Coverage + test surface¶
- 4 new unit tests in
tests/unit/storage/test_engine_format_extensions.pyfor the engine flag + best-effort load contract. - 5 new unit tests in
tests/unit/jobs/test_executor.pyfor the_is_missing_extension_errorclassifier. - 12 new integration tests in
tests/integration/test_load_avro_orc.pycovering Avro/ORC load basic + nested + missing-file + round-trip - Avro extract + ORC reader unit tests + Settings flag.
- 8 new conformance fixtures under
tests/conformance/http_corpus/jobs/(recorded against real BigQuery; the recorder runs as an operator-side step because the fixture-recording flow needs the operator's BQ ADC + GCS access). - 9 new four-language E2E tests (2 × Python/Node/Go + 3 × Java including ORC).
Optional dependencies¶
A new [orc] extra in pyproject.toml
gates the pyorc dependency. The [all] umbrella extra picks it
up automatically; existing user installs of bqemulator[avro] keep
working without ORC support.
Avro logical-type coverage¶
The recorded conformance fixture set covers these Avro logical
types: decimal, date, timestamp-millis, timestamp-micros.
Logical types BigQuery itself doesn't surface (uuid,
local-timestamp-*, time-millis/time-micros at full precision)

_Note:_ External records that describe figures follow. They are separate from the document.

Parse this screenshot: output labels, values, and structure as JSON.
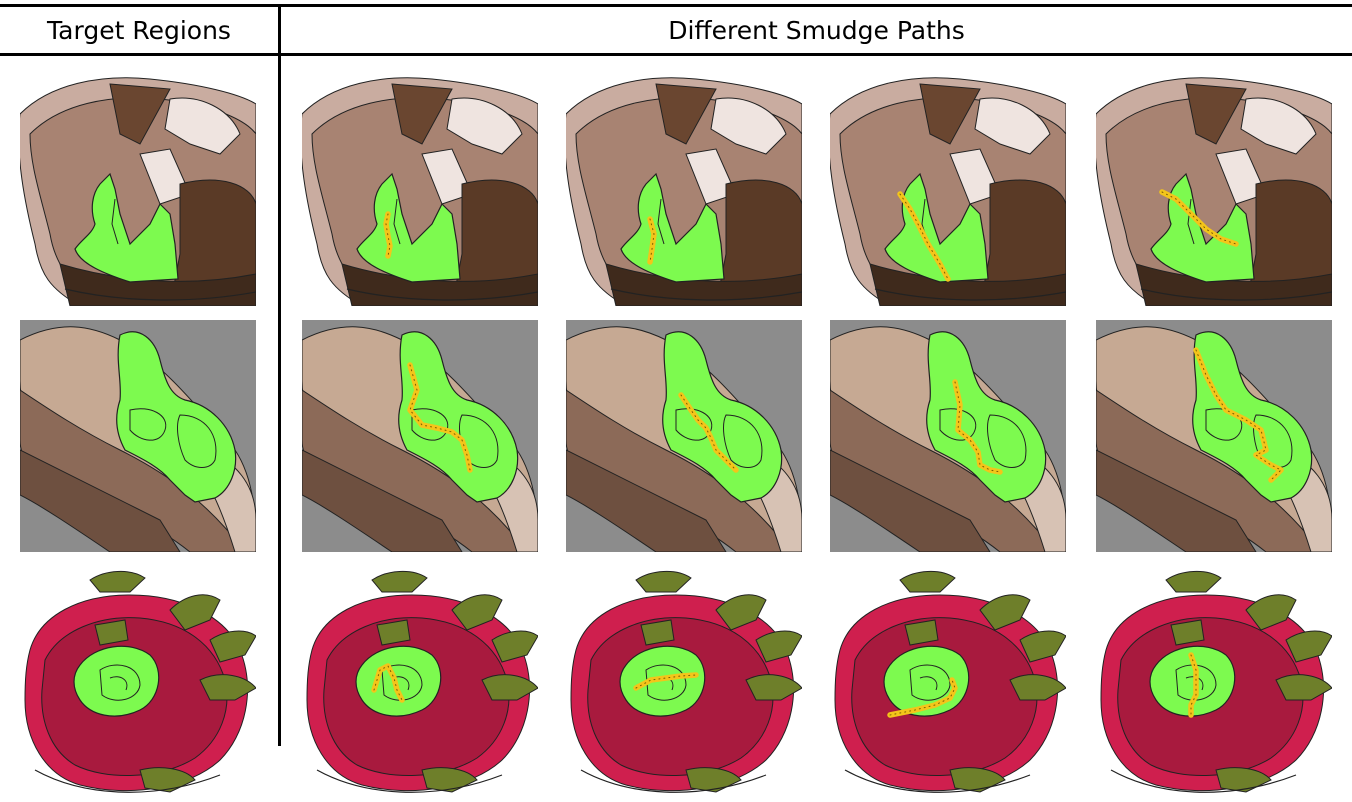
{
  "header": {
    "left_title": "Target Regions",
    "right_title": "Different Smudge Paths"
  },
  "rows": [
    {
      "subject": "brown-terrain",
      "background": "#ffffff"
    },
    {
      "subject": "gray-terrain",
      "background": "#8c8c8c"
    },
    {
      "subject": "dragonfruit",
      "background": "#ffffff"
    }
  ],
  "colors": {
    "target_region": "#7dfa4f",
    "smudge_path": "#f3c51a",
    "grid_line": "#000000"
  },
  "columns": [
    "target",
    "smudge-path-1",
    "smudge-path-2",
    "smudge-path-3",
    "smudge-path-4"
  ]
}
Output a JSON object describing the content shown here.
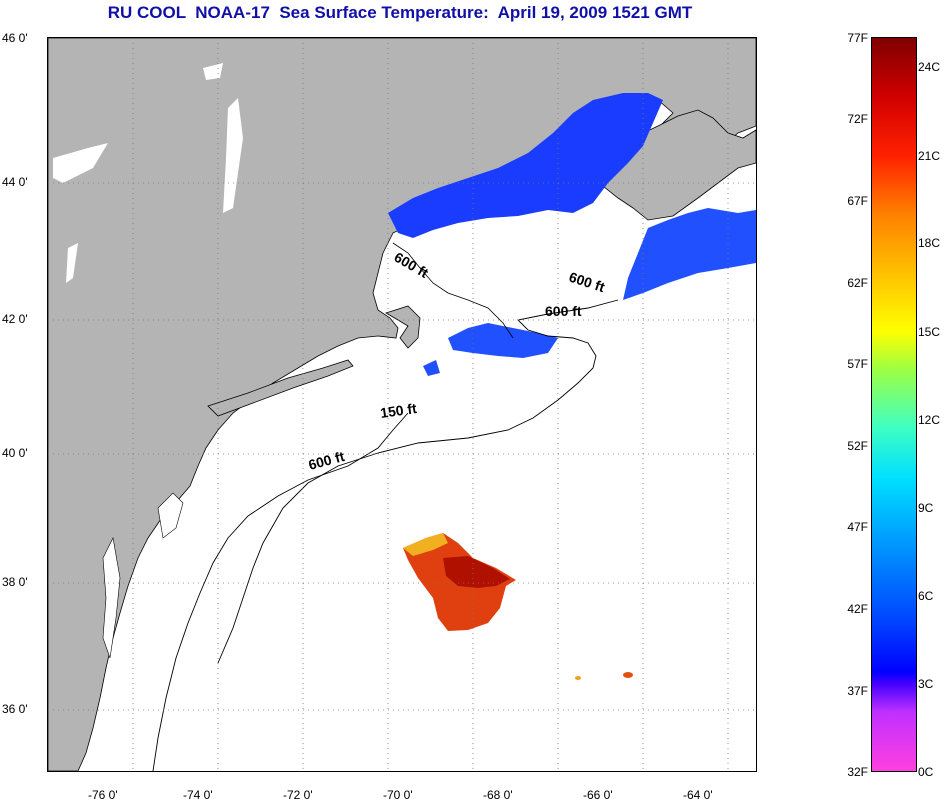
{
  "title": "RU COOL  NOAA-17  Sea Surface Temperature:  April 19, 2009 1521 GMT",
  "latitude_labels": [
    "46 0'",
    "44 0'",
    "42 0'",
    "40 0'",
    "38 0'",
    "36 0'"
  ],
  "longitude_labels": [
    "-76 0'",
    "-74 0'",
    "-72 0'",
    "-70 0'",
    "-68 0'",
    "-66 0'",
    "-64 0'"
  ],
  "contour_labels": [
    "600 ft",
    "600 ft",
    "600 ft",
    "150 ft",
    "600 ft"
  ],
  "colorbar": {
    "fahrenheit_labels": [
      "77F",
      "72F",
      "67F",
      "62F",
      "57F",
      "52F",
      "47F",
      "42F",
      "37F",
      "32F"
    ],
    "celsius_labels": [
      "24C",
      "21C",
      "18C",
      "15C",
      "12C",
      "9C",
      "6C",
      "3C",
      "0C"
    ]
  },
  "colors": {
    "land": "#b4b4b4",
    "no_data": "#ffffff",
    "title": "#1010a8",
    "cold_water": "#1a3cff",
    "warm_water": "#e04010"
  }
}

are out of scope by definition — BigQuery's load path either
coerces to a supported type or rejects them, and the emulator
matches that surface.
Error envelope¶
Two new classifier branches in the executor (_is_missing_extension_error
for Avro load + Avro extract) plus a new helper module
(src/bqemulator/jobs/orc_reader.py). Both branches preserve the
existing error_mapper chain — missing-file / schema-mismatch errors
flow through the standard BigQuery-shape translator unchanged.
Alternatives considered¶
- Apache Arrow
pyarrow.avrofor Avro read/write —pyarrowlacks a stable Avro module (the experimentalpyarrow.dataset.avroreader is not officially supported and was removed in recent releases). Rejected. fastavrofor Avro write fallback — a viable fallback if DuckDB's COPY TO AVRO ever regresses, but adds a second code path with subtle Arrow-→-Avro-schema mapping logic. Tabled as a fallback to wire in only if the DuckDB path fails in CI.- A custom ORC codec — multi-day scope; ORC's documented but
intricate stripe/footer format does not justify reinvention when
pyorcexists. - Routing both formats through
pyarrow.dataset—pyarrowsurfacesread_orc(via thepyorcpackage internally for ORC, or its own C++ implementation when available). Rejected for ORC because thepyarrowORC binding is not built by default in the pyarrow wheels and would force operators to compile from source.
Related work¶
- G2 (multipart/resumable upload endpoints) — closes the load-from-local-file path the four client libraries use by default. Independent of G1.
- G3 (Storage Read Avro encoding) — extends the Storage Read API beyond Arrow. Independent.